The detention center in Farmville has a dark history of abuse and impunity, including medical neglect, indiscriminate use of pepper spray, rotten food, threats and retaliation against people protesting inhumane conditions. In August 2020, members of Congress wrote a letter to Russell Harper, CEO of ICA, expressing concerns about the inhumane conditions and use of pepper spray in ICA-Farmville, and demanding answers about what the company was doing to keep people detained safe during the pandemic. The same day the letter was sent, ICE announced the death of James Hill, a Canadian man who died in ICA-Farmville after the facility became the worst outbreak of COVID-19 in ICE detention at that time. 

In spite of this long record of abuse, the company ICA has aggressively pursued ICE contracts in efforts to expand to new states. It has paid lobbyists in efforts to try to convince towns to take on immigration detention facilities so they can expand their profits. To date, they have been rejected everywhere but Farmville.

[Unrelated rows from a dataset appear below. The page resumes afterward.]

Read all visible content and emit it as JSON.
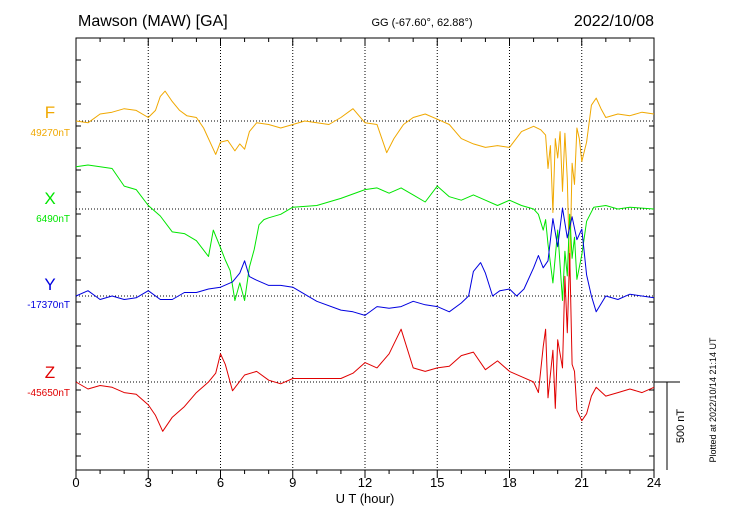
{
  "header": {
    "station": "Mawson (MAW)  [GA]",
    "coords": "GG (-67.60°,  62.88°)",
    "date": "2022/10/08"
  },
  "footer": {
    "plotted": "Plotted at 2022/10/14 21:14 UT"
  },
  "chart_data": {
    "type": "line",
    "title": "Mawson (MAW)  [GA]",
    "xlabel": "U T (hour)",
    "ylabel": "",
    "xlim": [
      0,
      24
    ],
    "x_ticks": [
      "0",
      "3",
      "6",
      "9",
      "12",
      "15",
      "18",
      "21",
      "24"
    ],
    "grid": true,
    "scale_bar": {
      "label": "500 nT",
      "value_nT": 500
    },
    "series": [
      {
        "name": "F",
        "baseline_label": "49270nT",
        "baseline_nT": 49270,
        "color": "#f0a800",
        "points": [
          [
            0,
            0
          ],
          [
            0.5,
            -10
          ],
          [
            1,
            40
          ],
          [
            1.5,
            50
          ],
          [
            2,
            70
          ],
          [
            2.5,
            60
          ],
          [
            3,
            20
          ],
          [
            3.3,
            60
          ],
          [
            3.5,
            140
          ],
          [
            3.7,
            170
          ],
          [
            4,
            110
          ],
          [
            4.3,
            60
          ],
          [
            4.6,
            30
          ],
          [
            5,
            20
          ],
          [
            5.3,
            -40
          ],
          [
            5.6,
            -130
          ],
          [
            5.8,
            -190
          ],
          [
            6,
            -120
          ],
          [
            6.3,
            -110
          ],
          [
            6.6,
            -170
          ],
          [
            6.8,
            -130
          ],
          [
            7,
            -160
          ],
          [
            7.2,
            -60
          ],
          [
            7.5,
            -10
          ],
          [
            8,
            -20
          ],
          [
            8.5,
            -40
          ],
          [
            9,
            -20
          ],
          [
            9.5,
            0
          ],
          [
            10,
            -10
          ],
          [
            10.5,
            -20
          ],
          [
            11,
            20
          ],
          [
            11.5,
            70
          ],
          [
            12,
            -10
          ],
          [
            12.5,
            -20
          ],
          [
            12.9,
            -180
          ],
          [
            13.2,
            -100
          ],
          [
            13.6,
            -20
          ],
          [
            14,
            20
          ],
          [
            14.5,
            40
          ],
          [
            15,
            10
          ],
          [
            15.5,
            -20
          ],
          [
            16,
            -100
          ],
          [
            16.5,
            -130
          ],
          [
            17,
            -150
          ],
          [
            17.5,
            -140
          ],
          [
            18,
            -150
          ],
          [
            18.5,
            -60
          ],
          [
            19,
            -30
          ],
          [
            19.3,
            -50
          ],
          [
            19.5,
            -80
          ],
          [
            19.6,
            -270
          ],
          [
            19.7,
            -140
          ],
          [
            19.8,
            -520
          ],
          [
            19.9,
            -100
          ],
          [
            20,
            -210
          ],
          [
            20.1,
            -60
          ],
          [
            20.2,
            -400
          ],
          [
            20.3,
            -70
          ],
          [
            20.4,
            -330
          ],
          [
            20.5,
            -880
          ],
          [
            20.6,
            -240
          ],
          [
            20.7,
            -360
          ],
          [
            20.8,
            -40
          ],
          [
            20.9,
            -100
          ],
          [
            21,
            -230
          ],
          [
            21.2,
            -120
          ],
          [
            21.4,
            90
          ],
          [
            21.6,
            130
          ],
          [
            21.8,
            70
          ],
          [
            22,
            20
          ],
          [
            22.5,
            40
          ],
          [
            23,
            30
          ],
          [
            23.5,
            50
          ],
          [
            24,
            40
          ]
        ]
      },
      {
        "name": "X",
        "baseline_label": "6490nT",
        "baseline_nT": 6490,
        "color": "#00e600",
        "points": [
          [
            0,
            240
          ],
          [
            0.5,
            250
          ],
          [
            1,
            240
          ],
          [
            1.5,
            230
          ],
          [
            2,
            130
          ],
          [
            2.5,
            110
          ],
          [
            3,
            20
          ],
          [
            3.5,
            -40
          ],
          [
            4,
            -130
          ],
          [
            4.5,
            -140
          ],
          [
            5,
            -180
          ],
          [
            5.5,
            -270
          ],
          [
            5.7,
            -120
          ],
          [
            6,
            -220
          ],
          [
            6.2,
            -290
          ],
          [
            6.4,
            -350
          ],
          [
            6.6,
            -520
          ],
          [
            6.8,
            -420
          ],
          [
            7,
            -520
          ],
          [
            7.2,
            -330
          ],
          [
            7.4,
            -230
          ],
          [
            7.6,
            -90
          ],
          [
            7.8,
            -60
          ],
          [
            8,
            -50
          ],
          [
            8.5,
            -30
          ],
          [
            9,
            10
          ],
          [
            10,
            20
          ],
          [
            11,
            60
          ],
          [
            12,
            110
          ],
          [
            12.5,
            120
          ],
          [
            13,
            90
          ],
          [
            13.5,
            120
          ],
          [
            14,
            80
          ],
          [
            14.5,
            40
          ],
          [
            15,
            130
          ],
          [
            15.5,
            70
          ],
          [
            16,
            50
          ],
          [
            16.5,
            80
          ],
          [
            17,
            50
          ],
          [
            17.5,
            20
          ],
          [
            18,
            50
          ],
          [
            18.5,
            20
          ],
          [
            19,
            0
          ],
          [
            19.2,
            -30
          ],
          [
            19.4,
            -120
          ],
          [
            19.5,
            -60
          ],
          [
            19.6,
            -200
          ],
          [
            19.8,
            -420
          ],
          [
            20,
            -120
          ],
          [
            20.2,
            -520
          ],
          [
            20.3,
            -240
          ],
          [
            20.4,
            -380
          ],
          [
            20.5,
            -30
          ],
          [
            20.6,
            -280
          ],
          [
            20.7,
            -160
          ],
          [
            20.8,
            -400
          ],
          [
            21,
            -260
          ],
          [
            21.2,
            -70
          ],
          [
            21.5,
            10
          ],
          [
            22,
            20
          ],
          [
            22.5,
            0
          ],
          [
            23,
            10
          ],
          [
            24,
            0
          ]
        ]
      },
      {
        "name": "Y",
        "baseline_label": "-17370nT",
        "baseline_nT": -17370,
        "color": "#0000e0",
        "points": [
          [
            0,
            0
          ],
          [
            0.5,
            30
          ],
          [
            1,
            -20
          ],
          [
            1.5,
            0
          ],
          [
            2,
            -20
          ],
          [
            2.5,
            -10
          ],
          [
            3,
            30
          ],
          [
            3.5,
            -20
          ],
          [
            4,
            -20
          ],
          [
            4.5,
            20
          ],
          [
            5,
            20
          ],
          [
            5.5,
            40
          ],
          [
            6,
            50
          ],
          [
            6.5,
            80
          ],
          [
            6.8,
            130
          ],
          [
            7,
            200
          ],
          [
            7.2,
            110
          ],
          [
            7.5,
            90
          ],
          [
            8,
            60
          ],
          [
            8.5,
            60
          ],
          [
            9,
            50
          ],
          [
            10,
            -30
          ],
          [
            11,
            -80
          ],
          [
            11.5,
            -90
          ],
          [
            12,
            -110
          ],
          [
            12.5,
            -60
          ],
          [
            13,
            -70
          ],
          [
            13.5,
            -60
          ],
          [
            14,
            -30
          ],
          [
            14.5,
            -50
          ],
          [
            15,
            -60
          ],
          [
            15.5,
            -90
          ],
          [
            16,
            -40
          ],
          [
            16.3,
            0
          ],
          [
            16.5,
            140
          ],
          [
            16.8,
            190
          ],
          [
            17,
            130
          ],
          [
            17.3,
            0
          ],
          [
            17.6,
            30
          ],
          [
            18,
            40
          ],
          [
            18.3,
            0
          ],
          [
            18.6,
            40
          ],
          [
            19,
            160
          ],
          [
            19.2,
            230
          ],
          [
            19.4,
            160
          ],
          [
            19.6,
            200
          ],
          [
            19.8,
            440
          ],
          [
            20,
            280
          ],
          [
            20.2,
            500
          ],
          [
            20.4,
            330
          ],
          [
            20.6,
            450
          ],
          [
            20.8,
            320
          ],
          [
            21,
            380
          ],
          [
            21.2,
            120
          ],
          [
            21.4,
            0
          ],
          [
            21.6,
            -90
          ],
          [
            22,
            0
          ],
          [
            22.5,
            -20
          ],
          [
            23,
            10
          ],
          [
            24,
            -10
          ]
        ]
      },
      {
        "name": "Z",
        "baseline_label": "-45650nT",
        "baseline_nT": -45650,
        "color": "#e00000",
        "points": [
          [
            0,
            0
          ],
          [
            0.5,
            -40
          ],
          [
            1,
            -20
          ],
          [
            1.5,
            -30
          ],
          [
            2,
            -60
          ],
          [
            2.5,
            -70
          ],
          [
            3,
            -130
          ],
          [
            3.3,
            -190
          ],
          [
            3.6,
            -280
          ],
          [
            4,
            -200
          ],
          [
            4.5,
            -140
          ],
          [
            5,
            -60
          ],
          [
            5.5,
            0
          ],
          [
            5.8,
            50
          ],
          [
            6,
            160
          ],
          [
            6.2,
            100
          ],
          [
            6.5,
            -50
          ],
          [
            7,
            40
          ],
          [
            7.5,
            60
          ],
          [
            8,
            10
          ],
          [
            8.5,
            -10
          ],
          [
            9,
            20
          ],
          [
            10,
            20
          ],
          [
            11,
            20
          ],
          [
            11.5,
            50
          ],
          [
            12,
            110
          ],
          [
            12.5,
            80
          ],
          [
            13,
            160
          ],
          [
            13.5,
            300
          ],
          [
            14,
            80
          ],
          [
            14.5,
            60
          ],
          [
            15,
            80
          ],
          [
            15.5,
            90
          ],
          [
            16,
            150
          ],
          [
            16.5,
            170
          ],
          [
            17,
            70
          ],
          [
            17.5,
            120
          ],
          [
            18,
            60
          ],
          [
            18.5,
            30
          ],
          [
            19,
            0
          ],
          [
            19.2,
            -60
          ],
          [
            19.4,
            200
          ],
          [
            19.5,
            300
          ],
          [
            19.6,
            -90
          ],
          [
            19.8,
            180
          ],
          [
            19.9,
            -150
          ],
          [
            20,
            240
          ],
          [
            20.2,
            80
          ],
          [
            20.3,
            600
          ],
          [
            20.4,
            280
          ],
          [
            20.5,
            730
          ],
          [
            20.6,
            100
          ],
          [
            20.7,
            60
          ],
          [
            20.8,
            -160
          ],
          [
            21,
            -220
          ],
          [
            21.2,
            -180
          ],
          [
            21.4,
            -80
          ],
          [
            21.6,
            -30
          ],
          [
            22,
            -80
          ],
          [
            22.5,
            -60
          ],
          [
            23,
            -40
          ],
          [
            23.5,
            -60
          ],
          [
            24,
            -30
          ]
        ]
      }
    ]
  }
}
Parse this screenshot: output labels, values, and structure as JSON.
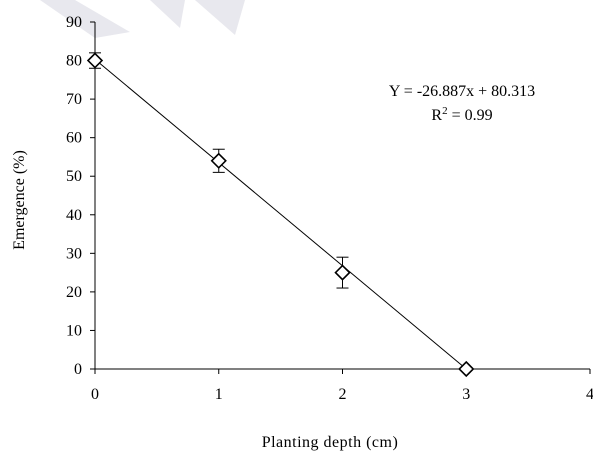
{
  "chart_data": {
    "type": "scatter",
    "title": "",
    "xlabel": "Planting depth (cm)",
    "ylabel": "Emergence (%)",
    "xlim": [
      0,
      4
    ],
    "ylim": [
      0,
      90
    ],
    "x_ticks": [
      "0",
      "1",
      "2",
      "3",
      "4"
    ],
    "y_ticks": [
      "0",
      "10",
      "20",
      "30",
      "40",
      "50",
      "60",
      "70",
      "80",
      "90"
    ],
    "grid": false,
    "legend": "none",
    "marker": "diamond-open",
    "points": [
      {
        "x": 0,
        "y": 80,
        "err": 2
      },
      {
        "x": 1,
        "y": 54,
        "err": 3
      },
      {
        "x": 2,
        "y": 25,
        "err": 4
      },
      {
        "x": 3,
        "y": 0,
        "err": 0
      }
    ],
    "trendline": {
      "slope": -26.887,
      "intercept": 80.313,
      "x_range": [
        0,
        3
      ]
    },
    "annotation": {
      "equation": "Y = -26.887x + 80.313",
      "r2_prefix": "R",
      "r2_sup": "2",
      "r2_suffix": " = 0.99"
    }
  }
}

Over the years, the company ICA has relied on the Farmville detention center for its profits. The company brings in around $24 million a year to operate the detention center. The Town only collects around $240,000 a year to act as the intermediary between ICE and ICA. The company also brings in millions for transportation and other services. The CEO of ICA also runs a real estate development, investment and management company, and is pushing for the zoning project being discussed today. Immigration detention should not be treated as an industry to line corporate pockets at the expense of human rights and dignity.

Ending your IGSA with ICE will prevent ICA from continuing to get rich from exploiting the Town of Farmville in order to maximize their profits. In terminating your agreement with ICE and ICA, Farmville would be following a growing trend in which local governments are asserting that ICE cannot detain people in their backyards. Maryland passed statewide legislation to end their detention agreements with ICE. State legislatures in Illinois, California, Washington, and elsewhere have also passed laws banning ICE detention. 

From 1959 to 1964, the Farmville area became internationally known for opposing racial integration, shutting down its white-only school system rather than accept civil rights progress. Today, the Town Council can be on the right side of history by moving away from profiting from the incarceration of migrants. As the nation and world becomes more vigilant about the systematic human rights violations that occur in ICE detention, the spotlight is on Farmville to end your complicity in such abuses.

 

Jesse Franzblau is a senior policy analyst at NIJC.